The perennial problem in the data world is the tension between consumer flexibility and governed consistency.
This is now under tremendous strain as consumers and use cases expand while data teams operate under tight personnel and time constraints. Governed pre-defined datasets has its advantages. The more we pre-join, pre-filter, pre-aggregate, the more we guarantee consistency across the organization. Two different consumers are likely to see the same metric, preventing confusion and hours of organizational time reconciling.
But, this comes at a cost: end consumers now have a harder time getting to the right shape and size of data they want. And there is a secondary issue - as more logic gets solidified in code by upstream data and analytics engineers, it disempowers consumers at the edge who are closer to the the business.
In a single decade, I have watched the evolution from consumers operating on limited, heavily pre-transformed data to flexible, on-demand calculations at the edge, to now reverting back to more pre-transformed data.
Why? Because the modal consumption use case is aggregated metrics inside reporting tools, there is an inevitable push towards pre-transformed datasets. This use case favors consolidating logic upstream, and generating pre-defined datasets for visualization.

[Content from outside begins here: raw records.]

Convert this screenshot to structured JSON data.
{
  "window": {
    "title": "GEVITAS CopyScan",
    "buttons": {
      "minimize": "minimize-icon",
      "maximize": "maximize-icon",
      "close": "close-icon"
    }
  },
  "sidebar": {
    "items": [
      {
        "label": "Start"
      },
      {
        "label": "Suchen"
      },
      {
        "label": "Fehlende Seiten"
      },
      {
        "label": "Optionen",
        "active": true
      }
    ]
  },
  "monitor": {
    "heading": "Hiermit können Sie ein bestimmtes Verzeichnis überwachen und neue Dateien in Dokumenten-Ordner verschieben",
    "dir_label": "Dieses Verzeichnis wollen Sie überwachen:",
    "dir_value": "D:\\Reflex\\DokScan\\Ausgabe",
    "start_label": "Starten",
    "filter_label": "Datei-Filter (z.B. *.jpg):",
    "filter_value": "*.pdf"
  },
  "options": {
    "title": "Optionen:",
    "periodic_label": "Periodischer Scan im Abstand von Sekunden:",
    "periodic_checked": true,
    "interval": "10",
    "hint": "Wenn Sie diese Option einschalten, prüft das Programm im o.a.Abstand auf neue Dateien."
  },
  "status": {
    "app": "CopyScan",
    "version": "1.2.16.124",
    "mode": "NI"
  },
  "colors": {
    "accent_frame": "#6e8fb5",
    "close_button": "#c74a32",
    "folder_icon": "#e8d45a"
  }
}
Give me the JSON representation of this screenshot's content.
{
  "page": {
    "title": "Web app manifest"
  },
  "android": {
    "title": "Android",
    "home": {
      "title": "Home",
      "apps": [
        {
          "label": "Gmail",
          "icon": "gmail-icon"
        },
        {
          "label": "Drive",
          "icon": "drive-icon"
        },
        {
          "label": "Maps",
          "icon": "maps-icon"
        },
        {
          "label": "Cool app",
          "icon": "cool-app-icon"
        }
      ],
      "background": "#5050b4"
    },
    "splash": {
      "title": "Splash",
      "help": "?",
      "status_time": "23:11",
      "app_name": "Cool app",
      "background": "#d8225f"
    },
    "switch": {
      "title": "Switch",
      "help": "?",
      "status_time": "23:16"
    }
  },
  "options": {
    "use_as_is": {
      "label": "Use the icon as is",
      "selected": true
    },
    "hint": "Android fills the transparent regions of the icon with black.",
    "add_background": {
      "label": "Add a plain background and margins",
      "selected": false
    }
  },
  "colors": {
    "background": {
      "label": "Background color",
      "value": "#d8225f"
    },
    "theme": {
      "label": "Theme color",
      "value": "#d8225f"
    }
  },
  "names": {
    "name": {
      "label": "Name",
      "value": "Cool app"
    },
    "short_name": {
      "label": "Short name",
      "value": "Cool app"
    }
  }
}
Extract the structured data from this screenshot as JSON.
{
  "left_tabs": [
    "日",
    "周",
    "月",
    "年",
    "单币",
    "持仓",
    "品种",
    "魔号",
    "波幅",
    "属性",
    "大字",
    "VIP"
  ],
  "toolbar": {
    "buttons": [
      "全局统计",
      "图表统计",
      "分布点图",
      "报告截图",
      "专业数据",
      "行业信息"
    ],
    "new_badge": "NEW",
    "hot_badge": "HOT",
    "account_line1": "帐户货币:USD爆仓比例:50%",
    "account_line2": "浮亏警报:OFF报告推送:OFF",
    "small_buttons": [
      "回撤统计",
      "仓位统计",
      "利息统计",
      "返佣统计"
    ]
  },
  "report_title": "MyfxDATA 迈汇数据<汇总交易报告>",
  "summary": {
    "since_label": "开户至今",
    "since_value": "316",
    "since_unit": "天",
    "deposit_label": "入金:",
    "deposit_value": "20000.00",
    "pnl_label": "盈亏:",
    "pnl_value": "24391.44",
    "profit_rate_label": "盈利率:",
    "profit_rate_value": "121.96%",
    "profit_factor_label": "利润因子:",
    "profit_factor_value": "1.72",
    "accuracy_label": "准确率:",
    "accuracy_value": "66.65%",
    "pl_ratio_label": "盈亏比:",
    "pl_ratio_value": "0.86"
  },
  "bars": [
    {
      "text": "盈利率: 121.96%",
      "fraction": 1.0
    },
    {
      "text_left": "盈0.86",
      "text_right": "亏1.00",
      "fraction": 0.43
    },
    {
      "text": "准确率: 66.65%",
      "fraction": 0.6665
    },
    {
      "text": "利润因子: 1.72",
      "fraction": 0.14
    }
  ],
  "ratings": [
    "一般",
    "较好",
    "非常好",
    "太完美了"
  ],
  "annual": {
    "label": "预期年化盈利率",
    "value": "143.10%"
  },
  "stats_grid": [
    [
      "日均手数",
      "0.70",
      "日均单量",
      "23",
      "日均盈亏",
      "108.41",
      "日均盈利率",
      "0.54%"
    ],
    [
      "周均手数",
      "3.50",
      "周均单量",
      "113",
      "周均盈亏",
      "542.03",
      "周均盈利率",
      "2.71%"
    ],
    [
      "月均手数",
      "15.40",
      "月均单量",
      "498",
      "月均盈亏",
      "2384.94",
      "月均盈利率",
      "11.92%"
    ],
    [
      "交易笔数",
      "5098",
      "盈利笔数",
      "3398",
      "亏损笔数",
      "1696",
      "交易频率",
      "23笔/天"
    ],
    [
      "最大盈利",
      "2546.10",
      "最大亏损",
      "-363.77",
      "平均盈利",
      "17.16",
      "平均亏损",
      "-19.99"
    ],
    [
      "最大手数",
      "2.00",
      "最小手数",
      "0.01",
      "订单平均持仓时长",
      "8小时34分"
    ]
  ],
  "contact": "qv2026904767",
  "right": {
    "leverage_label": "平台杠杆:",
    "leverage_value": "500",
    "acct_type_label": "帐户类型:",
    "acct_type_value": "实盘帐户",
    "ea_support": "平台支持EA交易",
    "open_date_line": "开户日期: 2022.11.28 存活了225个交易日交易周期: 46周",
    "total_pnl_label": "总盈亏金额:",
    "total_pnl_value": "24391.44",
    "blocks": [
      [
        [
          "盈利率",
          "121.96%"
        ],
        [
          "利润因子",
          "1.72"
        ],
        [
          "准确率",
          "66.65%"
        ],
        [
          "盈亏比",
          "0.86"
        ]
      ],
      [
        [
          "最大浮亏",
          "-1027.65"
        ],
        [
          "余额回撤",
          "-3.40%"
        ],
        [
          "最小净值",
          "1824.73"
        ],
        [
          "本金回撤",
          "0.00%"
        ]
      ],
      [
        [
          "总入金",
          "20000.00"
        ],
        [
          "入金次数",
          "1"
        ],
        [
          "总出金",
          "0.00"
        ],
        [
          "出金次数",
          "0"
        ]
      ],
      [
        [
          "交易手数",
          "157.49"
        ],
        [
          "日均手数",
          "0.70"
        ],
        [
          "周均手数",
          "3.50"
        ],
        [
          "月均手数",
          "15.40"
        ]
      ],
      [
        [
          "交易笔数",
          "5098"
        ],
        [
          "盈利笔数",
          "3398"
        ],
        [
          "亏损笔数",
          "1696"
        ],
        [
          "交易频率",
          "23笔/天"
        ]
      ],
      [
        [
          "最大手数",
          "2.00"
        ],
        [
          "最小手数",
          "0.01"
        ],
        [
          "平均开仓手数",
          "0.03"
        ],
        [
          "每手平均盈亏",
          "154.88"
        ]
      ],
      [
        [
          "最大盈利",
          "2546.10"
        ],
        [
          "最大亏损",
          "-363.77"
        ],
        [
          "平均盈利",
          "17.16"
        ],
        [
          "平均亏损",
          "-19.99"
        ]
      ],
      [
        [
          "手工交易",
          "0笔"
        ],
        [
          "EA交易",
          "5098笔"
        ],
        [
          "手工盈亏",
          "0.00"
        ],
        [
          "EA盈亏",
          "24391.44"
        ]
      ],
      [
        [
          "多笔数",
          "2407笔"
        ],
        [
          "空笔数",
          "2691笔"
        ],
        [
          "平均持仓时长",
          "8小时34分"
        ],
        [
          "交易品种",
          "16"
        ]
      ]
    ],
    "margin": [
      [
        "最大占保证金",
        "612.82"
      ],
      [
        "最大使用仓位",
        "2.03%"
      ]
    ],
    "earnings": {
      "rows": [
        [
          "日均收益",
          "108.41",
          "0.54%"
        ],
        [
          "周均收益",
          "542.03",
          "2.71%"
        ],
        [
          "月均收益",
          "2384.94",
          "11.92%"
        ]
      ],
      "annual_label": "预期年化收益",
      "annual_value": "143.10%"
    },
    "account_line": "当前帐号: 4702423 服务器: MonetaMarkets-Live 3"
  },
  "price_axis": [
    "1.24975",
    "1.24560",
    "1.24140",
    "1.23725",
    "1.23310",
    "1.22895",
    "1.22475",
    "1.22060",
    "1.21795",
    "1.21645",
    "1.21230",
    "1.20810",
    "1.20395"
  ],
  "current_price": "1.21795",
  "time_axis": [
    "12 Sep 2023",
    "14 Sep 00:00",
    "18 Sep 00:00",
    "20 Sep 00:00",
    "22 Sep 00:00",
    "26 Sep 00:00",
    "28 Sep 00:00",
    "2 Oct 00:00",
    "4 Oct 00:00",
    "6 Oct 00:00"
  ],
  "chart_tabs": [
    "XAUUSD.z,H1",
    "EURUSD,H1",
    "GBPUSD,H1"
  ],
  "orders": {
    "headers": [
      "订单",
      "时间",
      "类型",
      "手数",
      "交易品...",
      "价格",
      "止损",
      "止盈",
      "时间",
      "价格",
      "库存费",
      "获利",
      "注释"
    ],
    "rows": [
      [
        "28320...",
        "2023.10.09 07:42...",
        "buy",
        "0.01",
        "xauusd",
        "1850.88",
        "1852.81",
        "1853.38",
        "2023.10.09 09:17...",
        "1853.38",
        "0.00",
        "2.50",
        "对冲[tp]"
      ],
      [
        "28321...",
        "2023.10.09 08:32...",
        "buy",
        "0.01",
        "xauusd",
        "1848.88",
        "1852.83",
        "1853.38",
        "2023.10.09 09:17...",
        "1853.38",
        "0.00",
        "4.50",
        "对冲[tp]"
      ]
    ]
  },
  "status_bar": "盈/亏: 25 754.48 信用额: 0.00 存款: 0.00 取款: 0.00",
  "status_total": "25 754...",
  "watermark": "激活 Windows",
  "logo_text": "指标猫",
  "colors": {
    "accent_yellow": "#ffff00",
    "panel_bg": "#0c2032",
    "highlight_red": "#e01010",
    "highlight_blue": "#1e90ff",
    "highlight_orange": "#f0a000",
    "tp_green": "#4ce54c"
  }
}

But, ironically, as more users get access to consistent pre-transformed datasets, more consumers ALSO want to manipulate atomic data at the edge - to flexibly filter, aggregate, slice, dice - to analyze and operate their functions, to infuse data into their day to day tasks.
Resolving this tension starts with first acknowledging it - some organizations just implicitly accept that serving aggregated metrics consistently is a better investment over empowering consumers to apply logic flexibly at the edge. There are others who are happy to let “shadow” pipelines bloom and to incur the cost of inconsistencies, and even erroneous data and decision-making in the service of democracy.
In either scenario, data teams struggle - in the former, they are a service desk battling requests; in the latter, they play reconciliation cops.
How do we evolve? If data consumers operated, not on pre-transformed datasets, but on a well-defined abstraction that gave them “freedom on governed rails”, we start to move towards the right balance here. This is why I’m excited about the rumblings around metrics and semantics layers.
But, there is a key second step - it is insufficient to expose these emerging abstractions to highly technical users operating in code - we need to truly democratize flexible consumption at the hands of the data analyst, the product manager, the FP&A expert, the logistics specialist, the rev ops expert, and so on. So these consumers get what they need when they need it, and can operate at the business edge with speed and richness of information.
We, at Trace, are excited to be working at the forefront of this.